If during any period both power sale and exchange occur, pertinent provisions of this Agreement that relate to amounts of the power sale or exchange shall be adjusted proportionately. Examples of this adjustment are provided in Exhibit D.
(Emphasis added.) The language of this provision, however, uses the mandatory word “shall” to govern partial sales and exchanges if certain conditions are met. The context thus tends to confirm that conversion was mandatory, not discretionary, if a power insufficiency was determined in the PNW Coordination Agreement planning process. The parties have advised that there was never a partial conversion under the Contract. Hr'g Tr. at 18.
The government also refers to Paragraph 6(b)(6), noting that should the PNW Coordination Agreement have lapsed, BPA would have been bound to "use a similar planning process when making determinations of surplus firm power insufficiency.” Motion at 31 n. 10. This clause suggests that as long as the PNW Coordination Agreement was in place, it should have been the basis for such determinations. Only if the PNW Coordination Agreement were to have lapsed would BPA have been given authority to make such determinations, but even then it would have still been obliged to act within the constraint of a comparable objective standard. It would not be logical to interpret this clause as requiring BPA to be bound by the objective standards of the PNW Coordination Agreement only if that agreement should cease to operate.

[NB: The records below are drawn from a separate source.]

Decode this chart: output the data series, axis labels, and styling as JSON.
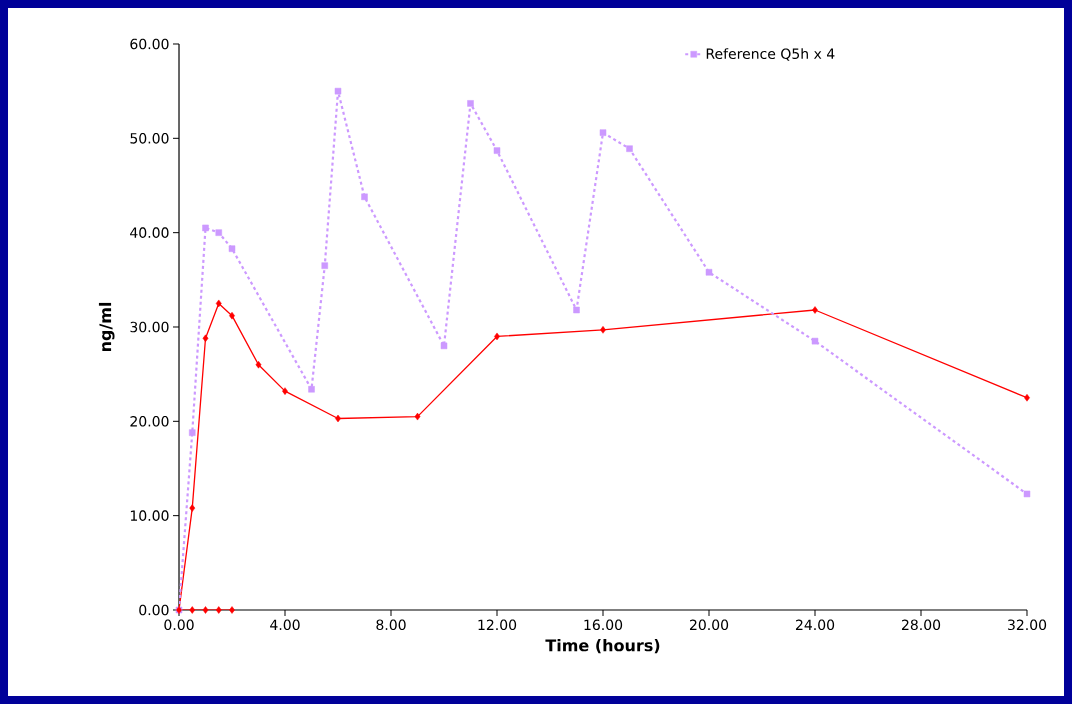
{
  "chart_data": {
    "type": "line",
    "xlabel": "Time (hours)",
    "ylabel": "ng/ml",
    "xlim": [
      0,
      32
    ],
    "ylim": [
      0,
      60
    ],
    "xticks": [
      {
        "value": 0,
        "label": "0.00"
      },
      {
        "value": 4,
        "label": "4.00"
      },
      {
        "value": 8,
        "label": "8.00"
      },
      {
        "value": 12,
        "label": "12.00"
      },
      {
        "value": 16,
        "label": "16.00"
      },
      {
        "value": 20,
        "label": "20.00"
      },
      {
        "value": 24,
        "label": "24.00"
      },
      {
        "value": 28,
        "label": "28.00"
      },
      {
        "value": 32,
        "label": "32.00"
      }
    ],
    "yticks": [
      {
        "value": 0,
        "label": "0.00"
      },
      {
        "value": 10,
        "label": "10.00"
      },
      {
        "value": 20,
        "label": "20.00"
      },
      {
        "value": 30,
        "label": "30.00"
      },
      {
        "value": 40,
        "label": "40.00"
      },
      {
        "value": 50,
        "label": "50.00"
      },
      {
        "value": 60,
        "label": "60.00"
      }
    ],
    "grid": false,
    "legend": "top right",
    "series": [
      {
        "color": "#ff0000",
        "marker": "diamond",
        "line_style": "solid",
        "x": [
          0,
          0.5,
          1,
          1.5,
          2,
          3,
          4,
          6,
          9,
          12,
          16,
          24,
          32
        ],
        "values": [
          0,
          10.8,
          28.8,
          32.5,
          31.2,
          26,
          23.2,
          20.3,
          20.5,
          29,
          29.7,
          31.8,
          22.5
        ]
      },
      {
        "name": "Reference Q5h x 4",
        "color": "#cc99ff",
        "marker": "square",
        "line_style": "dashed",
        "x": [
          0,
          0.5,
          1,
          1.5,
          2,
          5,
          5.5,
          6,
          7,
          10,
          11,
          12,
          15,
          16,
          17,
          20,
          24,
          32
        ],
        "values": [
          0,
          18.8,
          40.5,
          40,
          38.3,
          23.4,
          36.5,
          55,
          43.8,
          28,
          53.7,
          48.7,
          31.8,
          50.6,
          48.9,
          35.8,
          28.5,
          12.3
        ]
      },
      {
        "color": "#ff0000",
        "marker": "diamond",
        "line_style": "solid",
        "x": [
          0,
          0.5,
          1,
          1.5,
          2
        ],
        "values": [
          0,
          0,
          0,
          0,
          0
        ]
      }
    ]
  }
}
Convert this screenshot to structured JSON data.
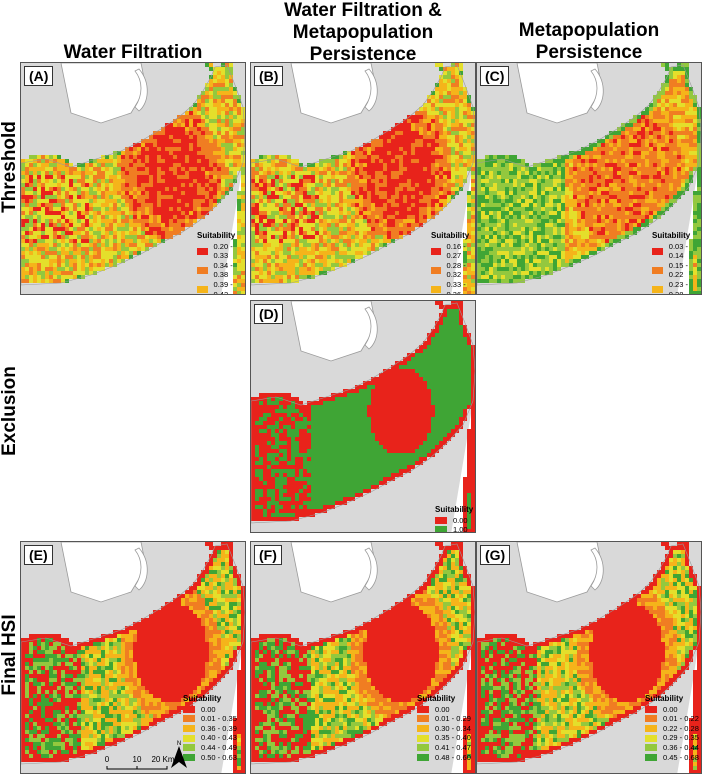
{
  "columns": [
    "Water Filtration",
    "Water Filtration &\nMetapopulation\nPersistence",
    "Metapopulation\nPersistence"
  ],
  "rows": [
    "Threshold",
    "Exclusion",
    "Final HSI"
  ],
  "legend_title": "Suitability",
  "colors": {
    "red": "#e8231b",
    "orange": "#f07d22",
    "amber": "#f5b41a",
    "yellow": "#e4df2b",
    "ygreen": "#93c83e",
    "green": "#3fa535",
    "land": "#d9d9d9",
    "coast": "#9a9a9a"
  },
  "panels": {
    "A": {
      "label": "(A)",
      "legend": [
        "0.20 - 0.33",
        "0.34 - 0.38",
        "0.39 - 0.42",
        "0.43 - 0.47",
        "0.48 - 0.53",
        "0.54 - 0.73"
      ]
    },
    "B": {
      "label": "(B)",
      "legend": [
        "0.16 - 0.27",
        "0.28 - 0.32",
        "0.33 - 0.36",
        "0.37 - 0.42",
        "0.43 - 0.48",
        "0.49 - 0.64"
      ]
    },
    "C": {
      "label": "(C)",
      "legend": [
        "0.03 - 0.14",
        "0.15 - 0.22",
        "0.23 - 0.28",
        "0.29 - 0.36",
        "0.37 - 0.45",
        "0.46 - 0.68"
      ]
    },
    "D": {
      "label": "(D)",
      "legend": [
        "0.00",
        "1.00"
      ]
    },
    "E": {
      "label": "(E)",
      "legend": [
        "0.00",
        "0.01 - 0.35",
        "0.36 - 0.39",
        "0.40 - 0.43",
        "0.44 - 0.49",
        "0.50 - 0.63"
      ]
    },
    "F": {
      "label": "(F)",
      "legend": [
        "0.00",
        "0.01 - 0.29",
        "0.30 - 0.34",
        "0.35 - 0.40",
        "0.41 - 0.47",
        "0.48 - 0.60"
      ]
    },
    "G": {
      "label": "(G)",
      "legend": [
        "0.00",
        "0.01 - 0.22",
        "0.22 - 0.28",
        "0.29 - 0.35",
        "0.36 - 0.44",
        "0.45 - 0.68"
      ]
    }
  },
  "scalebar": {
    "ticks": [
      "0",
      "10",
      "20 Km"
    ],
    "north": "N"
  }
}
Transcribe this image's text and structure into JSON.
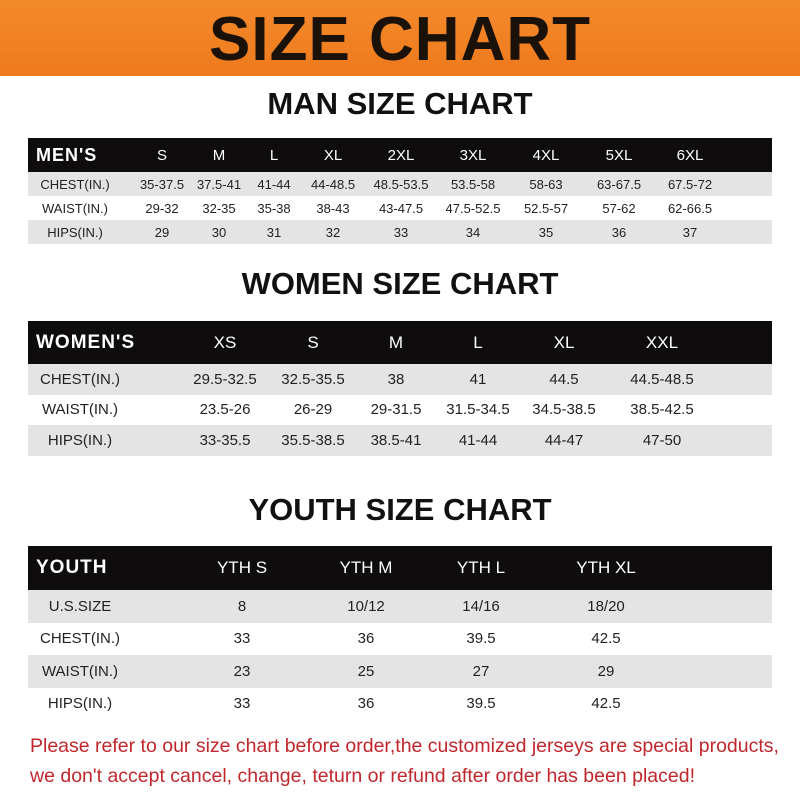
{
  "banner": {
    "title": "SIZE CHART",
    "color": "#f07f22"
  },
  "men": {
    "title": "MAN SIZE CHART",
    "header": [
      "MEN'S",
      "S",
      "M",
      "L",
      "XL",
      "2XL",
      "3XL",
      "4XL",
      "5XL",
      "6XL"
    ],
    "rows": [
      [
        "CHEST(IN.)",
        "35-37.5",
        "37.5-41",
        "41-44",
        "44-48.5",
        "48.5-53.5",
        "53.5-58",
        "58-63",
        "63-67.5",
        "67.5-72"
      ],
      [
        "WAIST(IN.)",
        "29-32",
        "32-35",
        "35-38",
        "38-43",
        "43-47.5",
        "47.5-52.5",
        "52.5-57",
        "57-62",
        "62-66.5"
      ],
      [
        "HIPS(IN.)",
        "29",
        "30",
        "31",
        "32",
        "33",
        "34",
        "35",
        "36",
        "37"
      ]
    ]
  },
  "women": {
    "title": "WOMEN SIZE CHART",
    "header": [
      "WOMEN'S",
      "XS",
      "S",
      "M",
      "L",
      "XL",
      "XXL"
    ],
    "rows": [
      [
        "CHEST(IN.)",
        "29.5-32.5",
        "32.5-35.5",
        "38",
        "41",
        "44.5",
        "44.5-48.5"
      ],
      [
        "WAIST(IN.)",
        "23.5-26",
        "26-29",
        "29-31.5",
        "31.5-34.5",
        "34.5-38.5",
        "38.5-42.5"
      ],
      [
        "HIPS(IN.)",
        "33-35.5",
        "35.5-38.5",
        "38.5-41",
        "41-44",
        "44-47",
        "47-50"
      ]
    ]
  },
  "youth": {
    "title": "YOUTH SIZE CHART",
    "header": [
      "YOUTH",
      "YTH S",
      "YTH M",
      "YTH L",
      "YTH XL"
    ],
    "rows": [
      [
        "U.S.SIZE",
        "8",
        "10/12",
        "14/16",
        "18/20"
      ],
      [
        "CHEST(IN.)",
        "33",
        "36",
        "39.5",
        "42.5"
      ],
      [
        "WAIST(IN.)",
        "23",
        "25",
        "27",
        "29"
      ],
      [
        "HIPS(IN.)",
        "33",
        "36",
        "39.5",
        "42.5"
      ]
    ]
  },
  "notice": {
    "line1": "Please refer to our size chart before order,the customized jerseys are special products,",
    "line2": "we don't accept cancel, change, teturn or refund after order has been placed!",
    "color": "#c0272d"
  }
}
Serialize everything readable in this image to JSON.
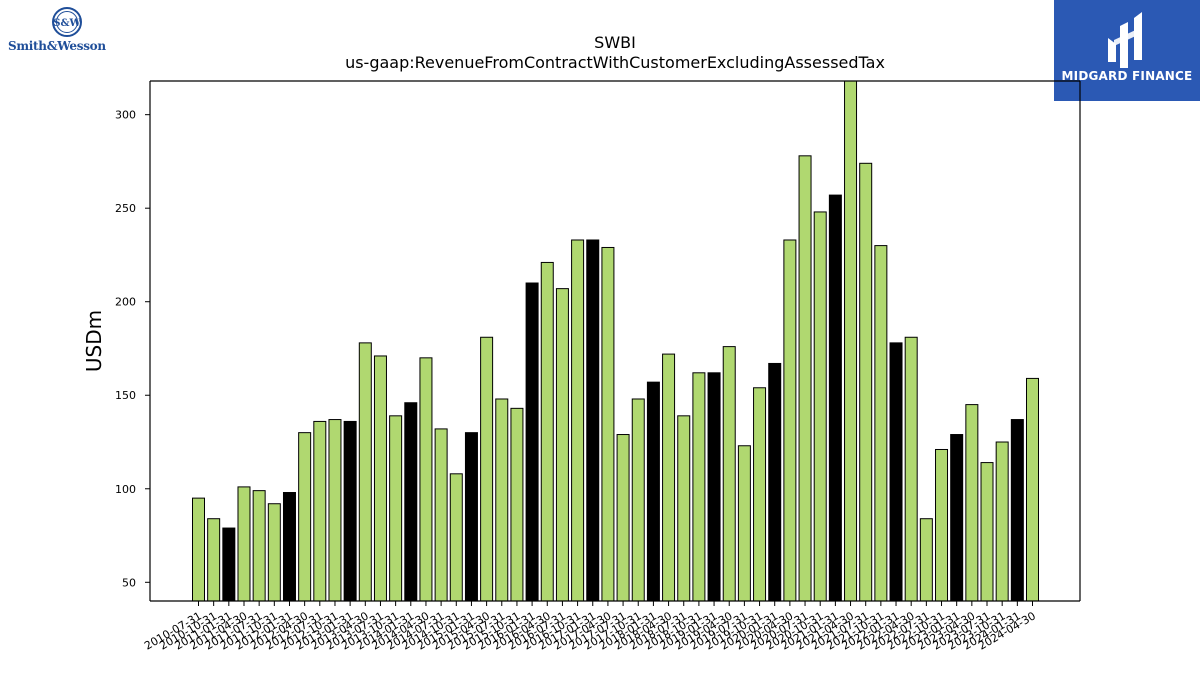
{
  "chart_data": {
    "type": "bar",
    "title": "SWBI",
    "subtitle": "us-gaap:RevenueFromContractWithCustomerExcludingAssessedTax",
    "ylabel": "USDm",
    "xlabel": "",
    "ylim": [
      40,
      318
    ],
    "yticks": [
      50,
      100,
      150,
      200,
      250,
      300
    ],
    "grid": false,
    "categories": [
      "2010-07-31",
      "2010-10-31",
      "2011-01-31",
      "2011-04-30",
      "2011-07-31",
      "2011-10-31",
      "2012-01-31",
      "2012-04-30",
      "2012-07-31",
      "2012-10-31",
      "2013-01-31",
      "2013-04-30",
      "2013-07-31",
      "2013-10-31",
      "2014-01-31",
      "2014-04-30",
      "2014-07-31",
      "2014-10-31",
      "2015-01-31",
      "2015-04-30",
      "2015-07-31",
      "2015-10-31",
      "2016-01-31",
      "2016-04-30",
      "2016-07-31",
      "2016-10-31",
      "2017-01-31",
      "2017-04-30",
      "2017-07-31",
      "2017-10-31",
      "2018-01-31",
      "2018-04-30",
      "2018-07-31",
      "2018-10-31",
      "2019-01-31",
      "2019-04-30",
      "2019-07-31",
      "2019-10-31",
      "2020-01-31",
      "2020-04-30",
      "2020-07-31",
      "2020-10-31",
      "2021-01-31",
      "2021-04-30",
      "2021-07-31",
      "2021-10-31",
      "2022-01-31",
      "2022-04-30",
      "2022-07-31",
      "2022-10-31",
      "2023-01-31",
      "2023-04-30",
      "2023-07-31",
      "2023-10-31",
      "2024-01-31",
      "2024-04-30"
    ],
    "values": [
      95,
      84,
      79,
      101,
      99,
      92,
      98,
      130,
      136,
      137,
      136,
      178,
      171,
      139,
      146,
      170,
      132,
      108,
      130,
      181,
      148,
      143,
      210,
      221,
      207,
      233,
      233,
      229,
      129,
      148,
      157,
      172,
      139,
      162,
      162,
      176,
      123,
      154,
      167,
      233,
      278,
      248,
      257,
      320,
      274,
      230,
      178,
      181,
      84,
      121,
      129,
      145,
      114,
      125,
      137,
      159
    ],
    "highlight_indices": [
      2,
      6,
      10,
      14,
      18,
      22,
      26,
      30,
      34,
      38,
      42,
      46,
      50,
      54
    ],
    "colors": {
      "bar": "#b0d870",
      "highlight": "#000000",
      "edge": "#000000"
    }
  },
  "logos": {
    "left_text": "Smith&Wesson",
    "right_text": "MIDGARD FINANCE"
  }
}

. BPA's interpretation of its contract with SCE is not entitled to deference. "When a party enters into a contract with the government, that party should reasonably expect to be on equal legal footing with the government should a dispute over the contract arise.” Southern California Edison Co. v. United States, 226 F.3d 1349, 1357 (Fed.Cir.2000) (“deference could lead the courts to endorse self-serving post-hoc reinterpretations of contracts that an agency might offer in the context of a litigation").
. Furthermore, accepting the government’s interpretation that the Contract gave BPA unfettered discretion to determine the mode in which the Contract would operate would undermine the existence of a contract. See Tomcello v. United States, 231 Ct.Cl. 20, 681 F.2d 756, 760 (1982) (“[A] party may not reserve to itself a method of unlimited exculpation without rendering its promises illusory and the contract void.”).
. These cases were decided on a full factual record. Northern Helex, 524 F.2d at 709 ("[a] trial was held on this issue”); Wells Fargo, 88 F.3d at 1017-18 (liability decided on a motion for partial summary judgment with “a separate trial for damages”).
. The government has argued that the SCE may not prevail on this prong of the estoppel analysis based on BPA’s interpretation of the discretionary nature of Section 6. Motion at 28-29. However, as explained above, the Contract was not discretionary insofar as it was keyed to the PNW Coordination Agreement planning process. See supra at 323.
. The government has argued that SCE may not prevail on this prong because SCE could not reasonably have relied on BPA not to convert the Contract. Motion at 33. The factual determinations required to ascertain reasonableness and reliance, however, go beyond the scope of inquiry appropriate to consideration of a motion to dismiss. See Scheuer v. Rhodes, 416 U.S. at 236, 94 S.Ct. 1683; Buesing v. United States, 47 Fed. Cl. 621, 623 (2000) (finding no estoppel "after a trial on the merits”).